Some of the immigration bills that have been filed so far are much like previous measures that already have been ruled unconstitutional. Perhaps Abbott and some lawmakers hope the current majority on the U.S. Supreme Court, which at times seems to place more value in party positions than on legal precedent, will reverse some of those previous decisions.

One new bill is yet another effort to charge local law enforcement agencies with enforcing federal immigration laws. Another bill would make illegal entry into this country a state jail crime.

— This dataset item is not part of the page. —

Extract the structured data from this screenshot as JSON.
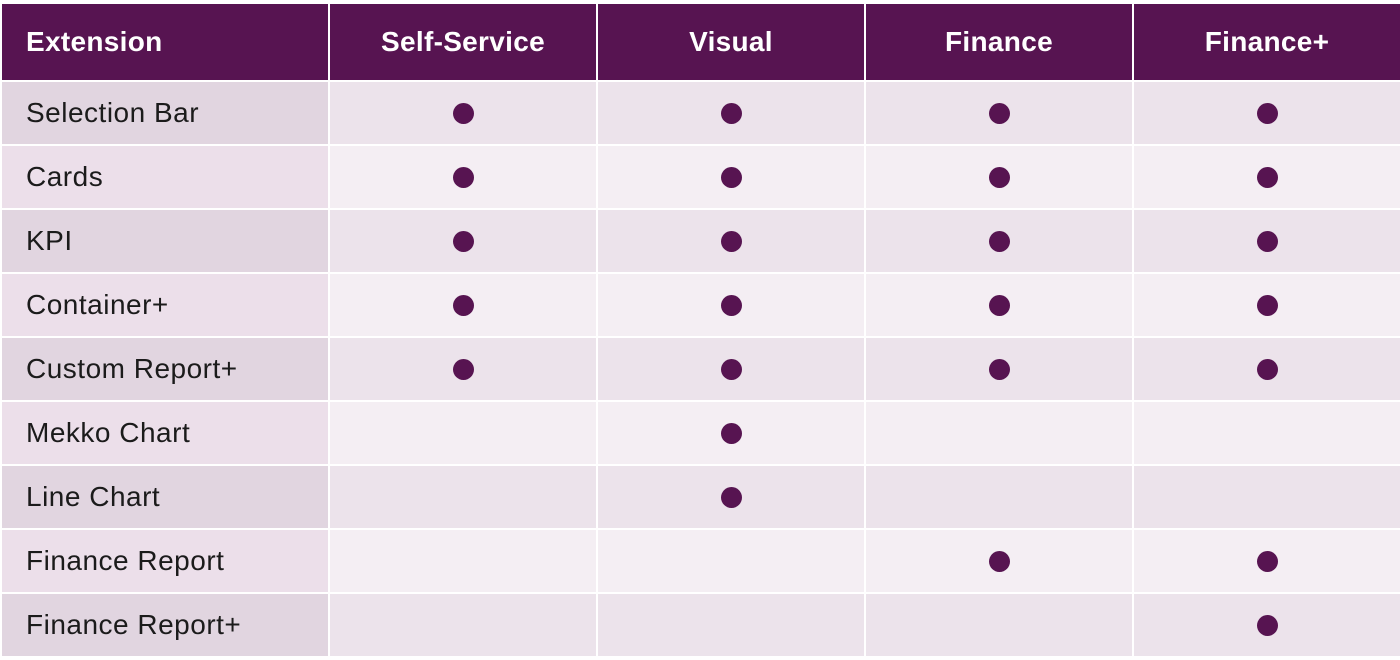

Officials in many cities and counties have raised concerns about these measures as matters of cost and practicality, saying enforcement and detention of immigrants would overburden officers, courts and jails. A case in point would be Hidalgo County, which already sends excess inmates to Willacy County for detention.

Also, many sheriffs and police officials worry that local immigration enforcement compromises public safety because witnesses and victims won’t report crimes for fear of deportation, allowing violent criminals to remain at large.

More importantly, courts have thrown out previous local-enforcement measures, asserting that only federal officers can enforce federal laws. Just last year the conservative Fifth Circuit Court of Appeals invalidated Abbott’s order for state Department of Public Safety officers and National Guard troops to arrest suspected illegal crossers.

Legal observers say the current bill is similar to one passed in Arizona — popularly known then as a “show your papers” law — more than a decade ago. The Supreme Court in 2012 ruled it and other state immigration policies unconstitutional, saying “that the formulation of these policies is entrusted exclusively to Congress has become about as firmly embedded in the legislative and judicial tissues of our body politic as any aspect of our government.”

It’s also worth noting that in its annexation treaty, Texas, which was an independent country at the time, ceded control of its borders to the U.S. federal government.

In fact, it was the federal government that set the state and U.S. boundary as the Rio Grande rather than the Nueces River, and defended its claim through the Mexican-American War and negotiation of the Treaty of Guadalupe Hidalgo.

That treaty and the annexation bill carry as much weight as the constitutional provisions that are being challenged.

Certainly, our immigration laws are broken and the strain on our local communities is intolerable. Instead of wasting time and taxpayers’ money fighting the same futile fight over and over again, state officials should invest their efforts in working with Texas members of Congress to fashion and promote legislation that places the onus where it belongs — at our nation’s capital.